The report also revealed that only about one-third of the 62 District Court divisions routinely record show cause hearings, and that doesn’t include Boston Municipal Court.
The working group found absolutely no need to change policy when it comes to clerk magistrates — who, remember, are not judges — holding hearings in felony cases.
The only good news — however slim — was that the group punted on a full review of standards for show cause hearings, suggesting “a new cross-departmental committee be formed.” A committee that isn’t already wedded to the status quo might be a good place to start.
Just because a system has operated for decades under the premise that such closed-door hearings are “for the protection and benefit of the accused” is no reason it must continue to do so. The system continues to cry out for more transparency, for greater regard for the public interest, and for the rights of victims.

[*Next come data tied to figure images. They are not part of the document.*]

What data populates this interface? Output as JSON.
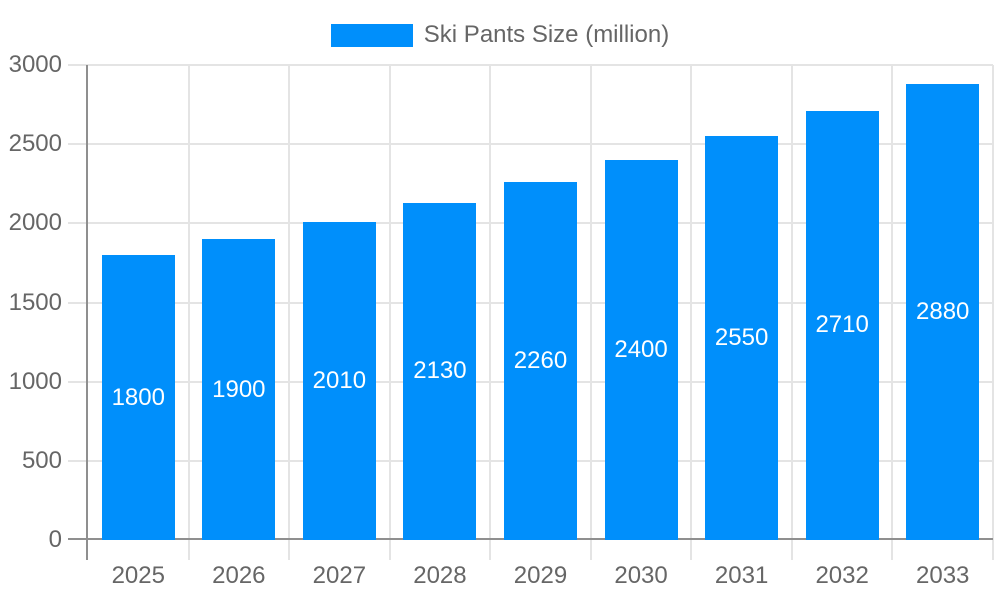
{
  "chart_data": {
    "type": "bar",
    "title": "Ski Pants Size (million)",
    "legend": {
      "position": "top",
      "label": "Ski Pants Size (million)"
    },
    "categories": [
      "2025",
      "2026",
      "2027",
      "2028",
      "2029",
      "2030",
      "2031",
      "2032",
      "2033"
    ],
    "series": [
      {
        "name": "Ski Pants Size (million)",
        "values": [
          1800,
          1900,
          2010,
          2130,
          2260,
          2400,
          2550,
          2710,
          2880
        ]
      }
    ],
    "values": [
      1800,
      1900,
      2010,
      2130,
      2260,
      2400,
      2550,
      2710,
      2880
    ],
    "data_labels": [
      "1800",
      "1900",
      "2010",
      "2130",
      "2260",
      "2400",
      "2550",
      "2710",
      "2880"
    ],
    "data_label_position": "inside-center",
    "xlabel": "",
    "ylabel": "",
    "ylim": [
      0,
      3000
    ],
    "yticks": [
      0,
      500,
      1000,
      1500,
      2000,
      2500,
      3000
    ],
    "grid": true,
    "legend_visible": true,
    "colors": {
      "bar": "#008FFB",
      "axis_text": "#666666",
      "data_label_text": "#ffffff",
      "gridline": "#e4e4e4",
      "axis_line": "#8f8f8f",
      "background": "#ffffff"
    }
  }
}
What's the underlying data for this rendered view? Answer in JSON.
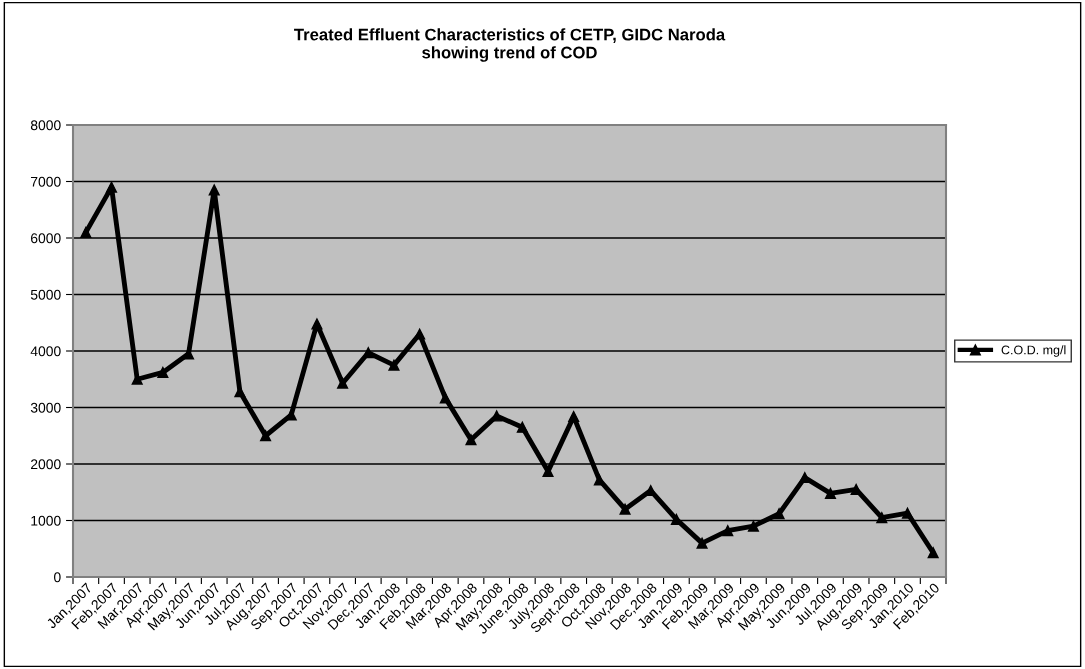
{
  "chart_data": {
    "type": "line",
    "title": "Treated Effluent Characteristics of CETP, GIDC Naroda\nshowing trend of COD",
    "categories": [
      "Jan,2007",
      "Feb,2007",
      "Mar,2007",
      "Apr,2007",
      "May,2007",
      "Jun,2007",
      "Jul,2007",
      "Aug,2007",
      "Sep,2007",
      "Oct,2007",
      "Nov,2007",
      "Dec,2007",
      "Jan,2008",
      "Feb,2008",
      "Mar,2008",
      "Apr,2008",
      "May,2008",
      "June,2008",
      "July,2008",
      "Sept,2008",
      "Oct,2008",
      "Nov,2008",
      "Dec,2008",
      "Jan,2009",
      "Feb,2009",
      "Mar,2009",
      "Apr,2009",
      "May,2009",
      "Jun,2009",
      "Jul,2009",
      "Aug,2009",
      "Sep,2009",
      "Jan,2010",
      "Feb,2010"
    ],
    "series": [
      {
        "name": "C.O.D. mg/l",
        "color": "#000000",
        "values": [
          6100,
          6900,
          3500,
          3620,
          3950,
          6850,
          3280,
          2500,
          2870,
          4480,
          3430,
          3970,
          3750,
          4300,
          3170,
          2430,
          2850,
          2650,
          1870,
          2840,
          1720,
          1200,
          1530,
          1020,
          600,
          820,
          900,
          1120,
          1760,
          1480,
          1550,
          1050,
          1130,
          430
        ]
      }
    ],
    "ylim": [
      0,
      8000
    ],
    "yticks": [
      0,
      1000,
      2000,
      3000,
      4000,
      5000,
      6000,
      7000,
      8000
    ],
    "grid": "y",
    "legend": "right",
    "marker": "triangle",
    "line_style": "solid"
  }
}
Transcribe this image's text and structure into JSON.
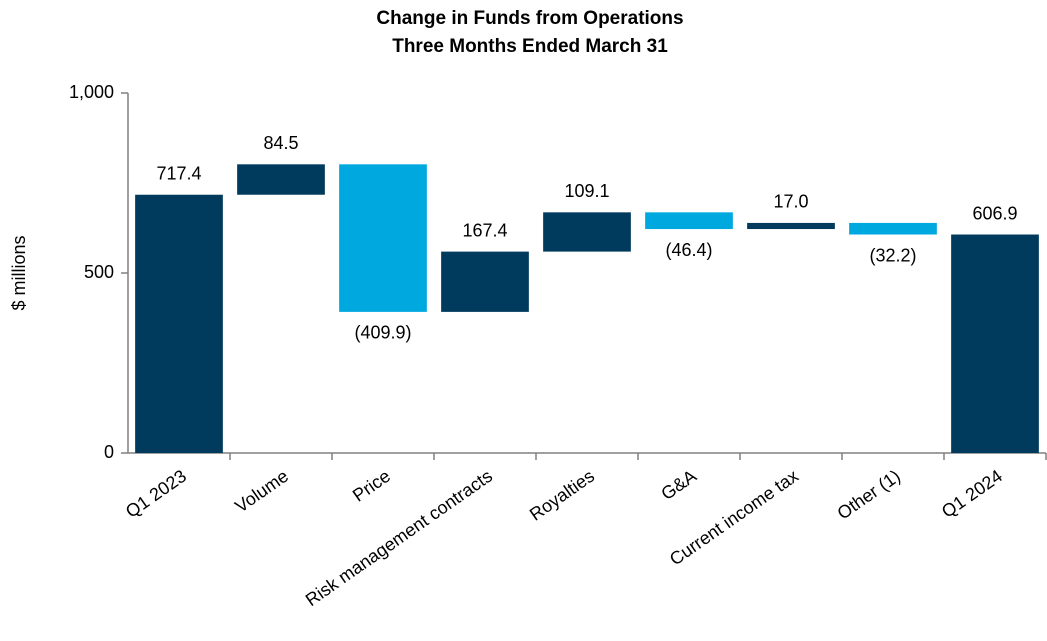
{
  "chart_data": {
    "type": "waterfall",
    "title": "Change in Funds from Operations",
    "subtitle": "Three Months Ended March 31",
    "ylabel": "$ millions",
    "categories": [
      "Q1 2023",
      "Volume",
      "Price",
      "Risk management contracts",
      "Royalties",
      "G&A",
      "Current income tax",
      "Other (1)",
      "Q1 2024"
    ],
    "values": [
      717.4,
      84.5,
      -409.9,
      167.4,
      109.1,
      -46.4,
      17.0,
      -32.2,
      606.9
    ],
    "value_labels": [
      "717.4",
      "84.5",
      "(409.9)",
      "167.4",
      "109.1",
      "(46.4)",
      "17.0",
      "(32.2)",
      "606.9"
    ],
    "is_total": [
      true,
      false,
      false,
      false,
      false,
      false,
      false,
      false,
      true
    ],
    "colors": [
      "#003a5c",
      "#003a5c",
      "#00a8e0",
      "#003a5c",
      "#003a5c",
      "#00a8e0",
      "#003a5c",
      "#00a8e0",
      "#003a5c"
    ],
    "ylim": [
      0,
      1000
    ],
    "yticks": [
      0,
      500,
      {
        "value": 1000,
        "label": "1,000"
      }
    ],
    "grid": false
  }
}
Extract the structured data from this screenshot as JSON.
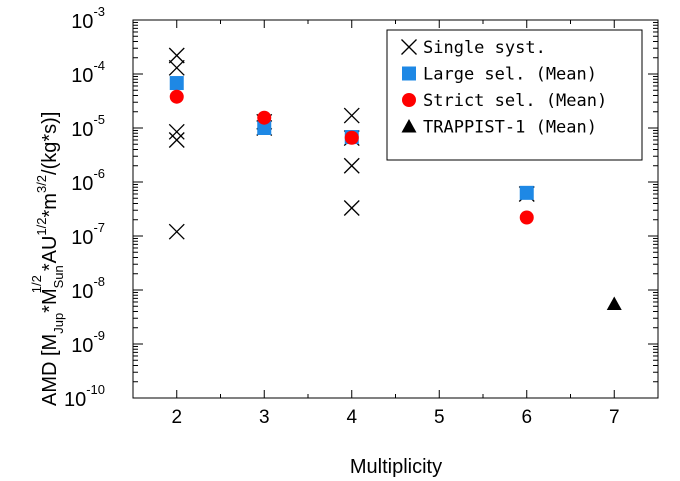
{
  "chart_data": {
    "type": "scatter",
    "title": "",
    "xlabel": "Multiplicity",
    "ylabel_parts": {
      "prefix": "AMD [M",
      "jup_sub": "Jup",
      "star": "*M",
      "sun_sub": "Sun",
      "sun_sup": "1/2",
      "au": "*AU",
      "au_sup": "1/2",
      "m": "*m",
      "m_sup": "3/2",
      "suffix": "/(kg*s)]"
    },
    "x_range": [
      1.5,
      7.5
    ],
    "y_range": [
      1e-10,
      0.001
    ],
    "y_scale": "log",
    "x_ticks": [
      "2",
      "3",
      "4",
      "5",
      "6",
      "7"
    ],
    "y_ticks": [
      {
        "base": "10",
        "exp": "-10"
      },
      {
        "base": "10",
        "exp": "-9"
      },
      {
        "base": "10",
        "exp": "-8"
      },
      {
        "base": "10",
        "exp": "-7"
      },
      {
        "base": "10",
        "exp": "-6"
      },
      {
        "base": "10",
        "exp": "-5"
      },
      {
        "base": "10",
        "exp": "-4"
      },
      {
        "base": "10",
        "exp": "-3"
      }
    ],
    "legend_position": "top-right",
    "series": [
      {
        "name": "Single syst.",
        "marker": "x",
        "color": "#000000",
        "points": [
          [
            2,
            0.00022
          ],
          [
            2,
            0.00013
          ],
          [
            2,
            8.5e-06
          ],
          [
            2,
            6e-06
          ],
          [
            2,
            1.2e-07
          ],
          [
            3,
            1.3e-05
          ],
          [
            3,
            1e-05
          ],
          [
            4,
            1.7e-05
          ],
          [
            4,
            6.5e-06
          ],
          [
            4,
            2e-06
          ],
          [
            4,
            3.3e-07
          ],
          [
            6,
            6e-07
          ]
        ]
      },
      {
        "name": "Large sel. (Mean)",
        "marker": "square",
        "color": "#1e88e5",
        "points": [
          [
            2,
            6.8e-05
          ],
          [
            3,
            1e-05
          ],
          [
            4,
            6.8e-06
          ],
          [
            6,
            6.3e-07
          ]
        ]
      },
      {
        "name": "Strict sel. (Mean)",
        "marker": "circle",
        "color": "#ff0000",
        "points": [
          [
            2,
            3.8e-05
          ],
          [
            3,
            1.55e-05
          ],
          [
            4,
            6.6e-06
          ],
          [
            6,
            2.2e-07
          ]
        ]
      },
      {
        "name": "TRAPPIST-1 (Mean)",
        "marker": "triangle",
        "color": "#000000",
        "points": [
          [
            7,
            5.5e-09
          ]
        ]
      }
    ]
  }
}
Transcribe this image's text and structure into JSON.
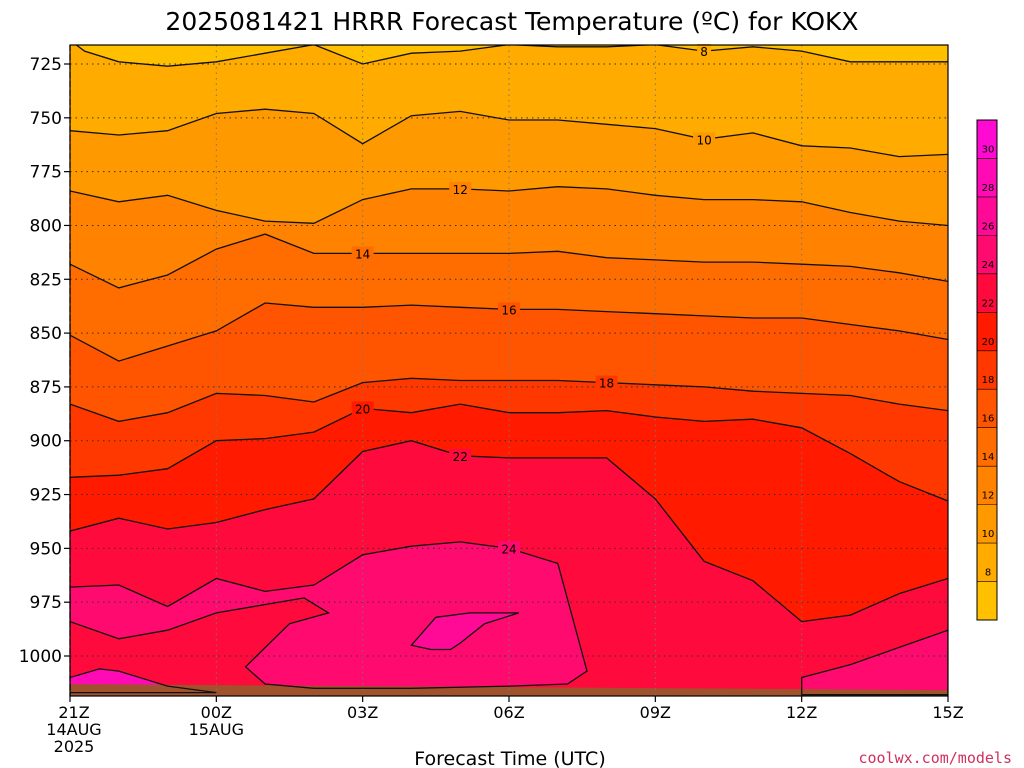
{
  "chart_data": {
    "type": "heatmap",
    "title": "2025081421 HRRR Forecast Temperature (ºC) for KOKX",
    "xlabel": "Forecast Time (UTC)",
    "ylabel": "",
    "x_ticks": [
      {
        "value": 0,
        "lines": [
          "21Z",
          "14AUG",
          "2025"
        ]
      },
      {
        "value": 3,
        "lines": [
          "00Z",
          "15AUG"
        ]
      },
      {
        "value": 6,
        "lines": [
          "03Z"
        ]
      },
      {
        "value": 9,
        "lines": [
          "06Z"
        ]
      },
      {
        "value": 12,
        "lines": [
          "09Z"
        ]
      },
      {
        "value": 15,
        "lines": [
          "12Z"
        ]
      },
      {
        "value": 18,
        "lines": [
          "15Z"
        ]
      }
    ],
    "y_ticks": [
      725,
      750,
      775,
      800,
      825,
      850,
      875,
      900,
      925,
      950,
      975,
      1000
    ],
    "xlim": [
      0,
      18
    ],
    "ylim": [
      1018,
      715
    ],
    "grid": true,
    "colorbar": {
      "labels": [
        8,
        10,
        12,
        14,
        16,
        18,
        20,
        22,
        24,
        26,
        28,
        30
      ],
      "levels": [
        6,
        8,
        10,
        12,
        14,
        16,
        18,
        20,
        22,
        24,
        26,
        28,
        30,
        32
      ],
      "colors": [
        "#ffc000",
        "#ffab00",
        "#ff9900",
        "#ff8200",
        "#ff6c00",
        "#ff5500",
        "#ff3800",
        "#ff1a00",
        "#ff0a3c",
        "#ff0a6e",
        "#ff0a96",
        "#ff0ab4",
        "#ff0ad2"
      ]
    },
    "contours": [
      {
        "level": 8,
        "label": "8",
        "label_x": 13.0,
        "points": [
          [
            0,
            714
          ],
          [
            0.3,
            719
          ],
          [
            1.0,
            724
          ],
          [
            2.0,
            726
          ],
          [
            3.0,
            724
          ],
          [
            4.0,
            720
          ],
          [
            5.0,
            716
          ],
          [
            6.0,
            725
          ],
          [
            7.0,
            720
          ],
          [
            8.0,
            719
          ],
          [
            9.0,
            716
          ],
          [
            10.0,
            717
          ],
          [
            11.0,
            717
          ],
          [
            12.0,
            716
          ],
          [
            13.0,
            719
          ],
          [
            14.0,
            717
          ],
          [
            15.0,
            719
          ],
          [
            16.0,
            724
          ],
          [
            17.0,
            724
          ],
          [
            18.0,
            724
          ]
        ]
      },
      {
        "level": 10,
        "label": "10",
        "label_x": 13.0,
        "points": [
          [
            0,
            756
          ],
          [
            1.0,
            758
          ],
          [
            2.0,
            756
          ],
          [
            3.0,
            748
          ],
          [
            4.0,
            746
          ],
          [
            5.0,
            748
          ],
          [
            6.0,
            762
          ],
          [
            7.0,
            749
          ],
          [
            8.0,
            747
          ],
          [
            9.0,
            751
          ],
          [
            10.0,
            751
          ],
          [
            11.0,
            753
          ],
          [
            12.0,
            755
          ],
          [
            13.0,
            760
          ],
          [
            14.0,
            757
          ],
          [
            15.0,
            763
          ],
          [
            16.0,
            764
          ],
          [
            17.0,
            768
          ],
          [
            18.0,
            767
          ]
        ]
      },
      {
        "level": 12,
        "label": "12",
        "label_x": 8.0,
        "points": [
          [
            0,
            784
          ],
          [
            1.0,
            789
          ],
          [
            2.0,
            786
          ],
          [
            3.0,
            793
          ],
          [
            4.0,
            798
          ],
          [
            5.0,
            799
          ],
          [
            6.0,
            788
          ],
          [
            7.0,
            783
          ],
          [
            8.0,
            783
          ],
          [
            9.0,
            784
          ],
          [
            10.0,
            782
          ],
          [
            11.0,
            783
          ],
          [
            12.0,
            786
          ],
          [
            13.0,
            788
          ],
          [
            14.0,
            788
          ],
          [
            15.0,
            789
          ],
          [
            16.0,
            794
          ],
          [
            17.0,
            798
          ],
          [
            18.0,
            800
          ]
        ]
      },
      {
        "level": 14,
        "label": "14",
        "label_x": 6.0,
        "points": [
          [
            0,
            818
          ],
          [
            1.0,
            829
          ],
          [
            2.0,
            823
          ],
          [
            3.0,
            811
          ],
          [
            4.0,
            804
          ],
          [
            5.0,
            813
          ],
          [
            6.0,
            813
          ],
          [
            7.0,
            813
          ],
          [
            8.0,
            813
          ],
          [
            9.0,
            813
          ],
          [
            10.0,
            812
          ],
          [
            11.0,
            815
          ],
          [
            12.0,
            816
          ],
          [
            13.0,
            817
          ],
          [
            14.0,
            817
          ],
          [
            15.0,
            818
          ],
          [
            16.0,
            819
          ],
          [
            17.0,
            822
          ],
          [
            18.0,
            826
          ]
        ]
      },
      {
        "level": 16,
        "label": "16",
        "label_x": 9.0,
        "points": [
          [
            0,
            851
          ],
          [
            1.0,
            863
          ],
          [
            2.0,
            856
          ],
          [
            3.0,
            849
          ],
          [
            4.0,
            836
          ],
          [
            5.0,
            838
          ],
          [
            6.0,
            838
          ],
          [
            7.0,
            837
          ],
          [
            8.0,
            838
          ],
          [
            9.0,
            839
          ],
          [
            10.0,
            839
          ],
          [
            11.0,
            840
          ],
          [
            12.0,
            841
          ],
          [
            13.0,
            842
          ],
          [
            14.0,
            843
          ],
          [
            15.0,
            843
          ],
          [
            16.0,
            846
          ],
          [
            17.0,
            849
          ],
          [
            18.0,
            853
          ]
        ]
      },
      {
        "level": 18,
        "label": "18",
        "label_x": 11.0,
        "points": [
          [
            0,
            883
          ],
          [
            1.0,
            891
          ],
          [
            2.0,
            887
          ],
          [
            3.0,
            878
          ],
          [
            4.0,
            879
          ],
          [
            5.0,
            882
          ],
          [
            6.0,
            873
          ],
          [
            7.0,
            871
          ],
          [
            8.0,
            872
          ],
          [
            9.0,
            872
          ],
          [
            10.0,
            872
          ],
          [
            11.0,
            873
          ],
          [
            12.0,
            874
          ],
          [
            13.0,
            875
          ],
          [
            14.0,
            877
          ],
          [
            15.0,
            878
          ],
          [
            16.0,
            879
          ],
          [
            17.0,
            883
          ],
          [
            18.0,
            886
          ]
        ]
      },
      {
        "level": 20,
        "label": "20",
        "label_x": 6.0,
        "points": [
          [
            0,
            917
          ],
          [
            1.0,
            916
          ],
          [
            2.0,
            913
          ],
          [
            3.0,
            900
          ],
          [
            4.0,
            899
          ],
          [
            5.0,
            896
          ],
          [
            6.0,
            885
          ],
          [
            7.0,
            887
          ],
          [
            8.0,
            883
          ],
          [
            9.0,
            887
          ],
          [
            10.0,
            887
          ],
          [
            11.0,
            886
          ],
          [
            12.0,
            889
          ],
          [
            13.0,
            891
          ],
          [
            14.0,
            890
          ],
          [
            15.0,
            894
          ],
          [
            16.0,
            906
          ],
          [
            17.0,
            919
          ],
          [
            18.0,
            928
          ]
        ]
      },
      {
        "level": 22,
        "label": "22",
        "label_x": 8.0,
        "points": [
          [
            0,
            942
          ],
          [
            1.0,
            936
          ],
          [
            2.0,
            941
          ],
          [
            3.0,
            938
          ],
          [
            4.0,
            932
          ],
          [
            5.0,
            927
          ],
          [
            6.0,
            905
          ],
          [
            7.0,
            900
          ],
          [
            8.0,
            907
          ],
          [
            9.0,
            908
          ],
          [
            10.0,
            908
          ],
          [
            11.0,
            908
          ],
          [
            12.0,
            927
          ],
          [
            13.0,
            956
          ],
          [
            14.0,
            965
          ],
          [
            15.0,
            984
          ],
          [
            16.0,
            981
          ],
          [
            17.0,
            971
          ],
          [
            18.0,
            964
          ]
        ]
      },
      {
        "level": 24,
        "label": "24",
        "label_x": 9.0,
        "points": [
          [
            0,
            968
          ],
          [
            1.0,
            967
          ],
          [
            2.0,
            977
          ],
          [
            3.0,
            964
          ],
          [
            4.0,
            970
          ],
          [
            5.0,
            967
          ],
          [
            6.0,
            953
          ],
          [
            7.0,
            949
          ],
          [
            8.0,
            947
          ],
          [
            9.0,
            950
          ],
          [
            10.0,
            957
          ],
          [
            10.6,
            1007
          ],
          [
            10.2,
            1013
          ],
          [
            9.0,
            1014
          ],
          [
            7.0,
            1015
          ],
          [
            5.0,
            1015
          ],
          [
            4.0,
            1013
          ],
          [
            3.6,
            1005
          ],
          [
            4.5,
            985
          ],
          [
            5.3,
            980
          ],
          [
            4.8,
            973
          ],
          [
            3.0,
            980
          ],
          [
            2.0,
            988
          ],
          [
            1.0,
            992
          ],
          [
            0,
            984
          ]
        ]
      },
      {
        "level": 24,
        "label": "",
        "label_x": 0,
        "points": [
          [
            15,
            1010
          ],
          [
            16,
            1004
          ],
          [
            17,
            996
          ],
          [
            18,
            988
          ],
          [
            18,
            1018
          ],
          [
            15,
            1018
          ]
        ]
      },
      {
        "level": 26,
        "label": "",
        "label_x": 0,
        "points": [
          [
            7.0,
            995
          ],
          [
            7.5,
            982
          ],
          [
            8.2,
            980
          ],
          [
            9.2,
            980
          ],
          [
            8.5,
            985
          ],
          [
            8.0,
            994
          ],
          [
            7.8,
            997
          ],
          [
            7.4,
            997
          ]
        ]
      },
      {
        "level": 26,
        "label": "",
        "label_x": 0,
        "points": [
          [
            0,
            1010
          ],
          [
            0.6,
            1006
          ],
          [
            1.0,
            1007
          ],
          [
            2.0,
            1014
          ],
          [
            3.0,
            1017
          ],
          [
            0,
            1017
          ]
        ]
      }
    ],
    "fill_regions": [
      {
        "color": "#ff0ab4",
        "points": [
          [
            0,
            1010
          ],
          [
            0.6,
            1006
          ],
          [
            1.0,
            1007
          ],
          [
            2.0,
            1014
          ],
          [
            3.0,
            1017
          ],
          [
            0,
            1017
          ]
        ]
      },
      {
        "color": "#ff0a96",
        "points": [
          [
            7.0,
            995
          ],
          [
            7.5,
            982
          ],
          [
            8.2,
            980
          ],
          [
            9.2,
            980
          ],
          [
            8.5,
            985
          ],
          [
            8.0,
            994
          ],
          [
            7.8,
            997
          ],
          [
            7.4,
            997
          ]
        ]
      }
    ],
    "ground": {
      "color": "#a0522d",
      "surface_pressure": 1014
    },
    "credit": "coolwx.com/models"
  }
}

Bills filed in the House and Senate this session would require such hearings generally be open, unless there’s a good reason to close them, and would mandate they be recorded. That’s certainly an option, given the unwillingness of the judicial branch to reform itself.
This latest report is further evidence of the judiciary’s reluctance to change. But change that would light this particularly dark corner of the judicial system remains essential.